# My first CTS Field test. Did I do it right?



## Kendogz161 (Aug 17, 2007)

Hello all, 
Does doing the CTS field test indoors on a trainer give usable results? I did the test yesterday and my highest avg. was 162. I don't think I did the test right. I did a three mile ride which took me 8:34 min to do. The road was mostly flat untill the last .40 mile which is up a small hill. 
Over the winter I was doing tempo rides on the trainer where I was holding 166bpm. for 10 min.
I wanted to try the test again on the trainer. Has anybody found that this gives doing the test in doors gives the same results?


----------



## drummerboy1248 (Jan 6, 2005)

I had the opposite effect - lower HR on the trainer. I think I just get more motivated on the road. but, knowing that I was falling short on the trainer, I was able to go harder and come within the range I did on the road. So, yeah, I think using a trainer is a viable way of doing the field test. Maybe there was some other variable that affected your HR like lack of rest, fatigue, temperature etc.


----------



## Kendogz161 (Aug 17, 2007)

I been looking at the ride map, it's mosty flat with a -1 grade hill in the beginning then +1,+2 grade hills along the course. The end is a +3 grade hill. I think I didn't keep up with the gear changes. A few point a saw my cadence up at 110 rpm. I also rode over to the road of the test. It was a 50 min ride. I was thinking this would have me warmed up. 
I will try again on tuesday on the trainer to see what I come up with.


----------



## Clyde250 (Feb 24, 2007)

Mine came in at 187 on a trainer.


----------



## ZoSoSwiM (Mar 7, 2008)

Inside most people will find their heart rate a little higher than it is outside. Even with a fan or multiple fans blowing on your body you still overheat more indoors. Plus outside perceived exertion is usually lower than when training indoors. 

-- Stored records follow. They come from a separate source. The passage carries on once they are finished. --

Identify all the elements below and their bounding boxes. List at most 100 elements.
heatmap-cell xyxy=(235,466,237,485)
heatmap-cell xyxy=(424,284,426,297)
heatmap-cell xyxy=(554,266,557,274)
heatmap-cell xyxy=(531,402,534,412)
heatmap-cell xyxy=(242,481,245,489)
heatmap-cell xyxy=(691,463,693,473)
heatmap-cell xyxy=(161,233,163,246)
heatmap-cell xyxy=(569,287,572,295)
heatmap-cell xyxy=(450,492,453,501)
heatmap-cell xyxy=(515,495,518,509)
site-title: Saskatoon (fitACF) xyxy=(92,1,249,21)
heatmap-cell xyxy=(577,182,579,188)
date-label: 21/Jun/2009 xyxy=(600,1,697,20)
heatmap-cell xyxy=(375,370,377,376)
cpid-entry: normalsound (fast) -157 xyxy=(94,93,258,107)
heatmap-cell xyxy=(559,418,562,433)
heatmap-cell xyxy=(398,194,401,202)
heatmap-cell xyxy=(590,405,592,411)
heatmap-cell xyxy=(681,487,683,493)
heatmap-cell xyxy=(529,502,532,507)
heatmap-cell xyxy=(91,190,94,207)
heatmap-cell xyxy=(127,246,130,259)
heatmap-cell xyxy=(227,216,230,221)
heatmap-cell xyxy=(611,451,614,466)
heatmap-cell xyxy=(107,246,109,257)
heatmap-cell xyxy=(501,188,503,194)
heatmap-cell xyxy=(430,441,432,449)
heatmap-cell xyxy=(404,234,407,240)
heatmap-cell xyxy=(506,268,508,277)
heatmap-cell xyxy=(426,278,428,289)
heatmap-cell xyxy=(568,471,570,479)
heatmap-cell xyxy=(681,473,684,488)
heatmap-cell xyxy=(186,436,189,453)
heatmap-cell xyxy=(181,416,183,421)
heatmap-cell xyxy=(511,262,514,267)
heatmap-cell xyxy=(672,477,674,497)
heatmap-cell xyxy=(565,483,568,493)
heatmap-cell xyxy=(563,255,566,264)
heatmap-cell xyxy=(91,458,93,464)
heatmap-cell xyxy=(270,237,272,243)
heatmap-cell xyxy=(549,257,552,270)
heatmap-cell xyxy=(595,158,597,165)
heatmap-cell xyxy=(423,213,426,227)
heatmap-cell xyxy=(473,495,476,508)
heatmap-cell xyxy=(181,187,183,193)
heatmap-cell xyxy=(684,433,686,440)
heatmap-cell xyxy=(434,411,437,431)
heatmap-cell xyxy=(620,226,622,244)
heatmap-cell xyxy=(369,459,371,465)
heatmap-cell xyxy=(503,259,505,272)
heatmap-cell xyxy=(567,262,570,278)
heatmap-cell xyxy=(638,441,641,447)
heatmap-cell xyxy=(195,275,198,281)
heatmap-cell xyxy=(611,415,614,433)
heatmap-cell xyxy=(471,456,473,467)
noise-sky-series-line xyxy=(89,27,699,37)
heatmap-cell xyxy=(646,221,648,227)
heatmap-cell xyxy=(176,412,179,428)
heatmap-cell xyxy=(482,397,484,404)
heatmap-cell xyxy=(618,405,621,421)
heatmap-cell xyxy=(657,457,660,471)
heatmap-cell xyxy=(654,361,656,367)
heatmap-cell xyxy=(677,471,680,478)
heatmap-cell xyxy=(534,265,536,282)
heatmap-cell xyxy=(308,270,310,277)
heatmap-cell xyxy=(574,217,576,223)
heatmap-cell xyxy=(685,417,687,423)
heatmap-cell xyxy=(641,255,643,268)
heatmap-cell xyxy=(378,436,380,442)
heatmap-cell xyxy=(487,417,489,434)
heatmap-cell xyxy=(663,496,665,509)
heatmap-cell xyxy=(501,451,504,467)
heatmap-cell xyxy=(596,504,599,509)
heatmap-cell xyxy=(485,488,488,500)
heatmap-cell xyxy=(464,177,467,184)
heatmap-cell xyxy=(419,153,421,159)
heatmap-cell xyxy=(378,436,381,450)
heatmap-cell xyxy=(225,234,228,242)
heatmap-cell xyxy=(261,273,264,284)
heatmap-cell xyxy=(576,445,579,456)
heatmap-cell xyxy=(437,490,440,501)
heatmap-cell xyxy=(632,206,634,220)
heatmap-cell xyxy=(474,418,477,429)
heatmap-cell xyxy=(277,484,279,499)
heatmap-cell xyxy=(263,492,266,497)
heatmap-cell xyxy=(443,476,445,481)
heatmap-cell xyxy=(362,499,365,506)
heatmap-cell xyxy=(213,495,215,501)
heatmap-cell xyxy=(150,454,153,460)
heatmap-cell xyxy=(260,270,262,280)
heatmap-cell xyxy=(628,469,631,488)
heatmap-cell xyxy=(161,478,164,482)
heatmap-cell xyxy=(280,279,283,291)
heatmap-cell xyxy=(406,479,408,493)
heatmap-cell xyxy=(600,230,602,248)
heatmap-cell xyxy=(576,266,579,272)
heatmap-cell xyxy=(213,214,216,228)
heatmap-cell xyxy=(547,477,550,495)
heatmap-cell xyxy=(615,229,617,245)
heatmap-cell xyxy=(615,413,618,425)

If you test indoors continue testing indoors. Don't test inside a few times then test outside. Choose one and stick with it. The reason for this is minimizing change. Even though it's mentally easier to hammer your legs off outside testing indoors is more consistent. No wind.. no changing terrain... no cars.. or dogs.


----------



## Kendogz161 (Aug 17, 2007)

Thank you, tomorrow I will try it indoors and see what I come up with. Will the heart rate numbers be ok for training or will the test value be too high that I would be training at the wrong zones when riding outdoors?


----------



## ZoSoSwiM (Mar 7, 2008)

Variability in heart rate from day to day and workout to workout make heart rate zones more of a guide than a strict zone. Just make sure you test the same every time. Same tire pressure.. same gear... same everything. Minimize the external stuff so your effort is what matters. Keep yourself cool with a couple fans and go at it. Don't get stuck on the numbers though. 

Your heart isn't going to change very much.. 160bpm is the same inside as it is outside..A few beats up or down won't change anything really.


----------



## Kendogz161 (Aug 17, 2007)

Guys thanks for all the input. I finding out that training for the first time is a big learning curve. I'll see what I come up with tomorrow. I find this test easier to do indoors because it's a more control setting.


----------



## Kendogz161 (Aug 17, 2007)

Ok just did the test on the trainer, I got first run 183 bpm max, 176 bpm avg. On the second run 171 bpm max, 161 bpm avg. I gave myself a 10 min recovery between efforts but I never felt as if I gave my all on the second try. I was still feeling fatigue from the first effort. I'll try again in a few weeks and see if this improves.


----------